When this virus first enters the human bloodstream following a mosquito bite, it is taken up by white blood cells. These are the front line in surveillance against invaders. But then something very odd happens. A smallRNA naturally produced by the white blood cells binds to the end of the virus’s RNA genome, and stops it from coding for protein.

This might seem like a good thing but it’s quite the opposite. Our white blood cells normally recognise if they have been infected by a virus. The cells will initiate a set of reactions including raising body temperature, and producing various anti-viral chemicals. Together, these repel the tiny invaders.

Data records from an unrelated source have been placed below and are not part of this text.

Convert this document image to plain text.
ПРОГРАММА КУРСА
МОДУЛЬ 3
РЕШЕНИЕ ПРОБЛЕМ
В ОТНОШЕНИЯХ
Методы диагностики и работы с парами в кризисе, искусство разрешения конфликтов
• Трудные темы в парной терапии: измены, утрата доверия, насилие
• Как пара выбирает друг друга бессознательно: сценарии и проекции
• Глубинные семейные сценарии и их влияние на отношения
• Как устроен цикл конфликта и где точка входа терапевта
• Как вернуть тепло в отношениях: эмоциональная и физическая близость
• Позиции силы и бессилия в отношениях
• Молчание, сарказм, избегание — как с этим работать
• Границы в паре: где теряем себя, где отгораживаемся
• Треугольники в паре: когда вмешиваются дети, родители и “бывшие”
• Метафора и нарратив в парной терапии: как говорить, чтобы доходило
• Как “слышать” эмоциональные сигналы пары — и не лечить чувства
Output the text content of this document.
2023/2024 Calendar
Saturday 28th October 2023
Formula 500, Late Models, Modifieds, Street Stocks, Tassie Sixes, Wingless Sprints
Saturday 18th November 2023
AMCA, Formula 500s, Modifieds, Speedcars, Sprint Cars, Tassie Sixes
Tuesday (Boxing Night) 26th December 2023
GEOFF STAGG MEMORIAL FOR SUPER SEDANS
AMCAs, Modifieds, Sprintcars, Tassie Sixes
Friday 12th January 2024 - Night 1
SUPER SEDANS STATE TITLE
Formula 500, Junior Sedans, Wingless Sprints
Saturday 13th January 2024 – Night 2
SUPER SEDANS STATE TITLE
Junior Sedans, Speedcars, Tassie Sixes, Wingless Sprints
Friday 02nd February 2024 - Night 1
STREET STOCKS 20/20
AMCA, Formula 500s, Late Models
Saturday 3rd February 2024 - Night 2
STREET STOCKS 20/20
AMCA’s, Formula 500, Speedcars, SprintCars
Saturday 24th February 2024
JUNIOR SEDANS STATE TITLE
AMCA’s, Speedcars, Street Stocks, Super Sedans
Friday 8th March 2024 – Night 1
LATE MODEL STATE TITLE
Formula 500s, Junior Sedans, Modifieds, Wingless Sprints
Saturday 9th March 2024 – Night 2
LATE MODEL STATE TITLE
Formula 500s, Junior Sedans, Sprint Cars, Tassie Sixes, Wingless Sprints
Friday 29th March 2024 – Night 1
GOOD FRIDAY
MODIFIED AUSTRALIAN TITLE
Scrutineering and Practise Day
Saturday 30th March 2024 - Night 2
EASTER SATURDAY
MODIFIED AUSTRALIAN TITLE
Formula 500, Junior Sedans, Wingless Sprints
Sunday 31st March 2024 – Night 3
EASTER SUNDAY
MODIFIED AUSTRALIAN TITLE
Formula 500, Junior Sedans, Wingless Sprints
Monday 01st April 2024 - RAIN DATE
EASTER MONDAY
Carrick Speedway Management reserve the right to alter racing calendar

But when the smallRNA in the white blood cells binds to the equine encephalitis virus genome, the virus goes quiet. Consequently, the immune system doesn’t notice that the body has been infiltrated. This leaves other viral particles free to drift through the body. If some of them reach the central nervous system, they can then trigger the lethal responses in the brain tissues.^{390}

The researchers described this in terms of the virus hijacking the smallRNA system, and it doesn’t seem to be the only example of this happening. The hepatitis C virus also has an RNA genome. When this virus infects liver cells, the viral RNA binds to a small-RNA naturally expressed by these cells. In this case, the binding stabilises the viral genome, making it harder to break down. As a consequence, more viral proteins are produced, and the infection becomes more damaging and more aggressive.^{391}

It’s pretty clear that smallRNAs are involved in a whole range of human pathologies from infection to cancer, and from development to neurodegeneration. This of course raises an interesting question: if junk DNA can cause or contribute to disease, is it also possible to use junk to fight common human illnesses?

Billions of dollars are spent every year by companies trying to create new drugs to treat human diseases. They hope to find ways to tackle unmet medical needs, a situation that is becoming ever more urgent with the increasing age profile of the global population. The breakthroughs in the understanding of the impact of junk DNA on gene expression and disease progression are triggering a slew of new companies seeking to exploit this field. Specifically, most of the new efforts are in using non-protein-coding RNAs as drugs in themselves. The basic premise is that junk RNA — long non-coding, smallRNAs or another form called antisense — will be given to patients, to influence gene expression and control or cure disease.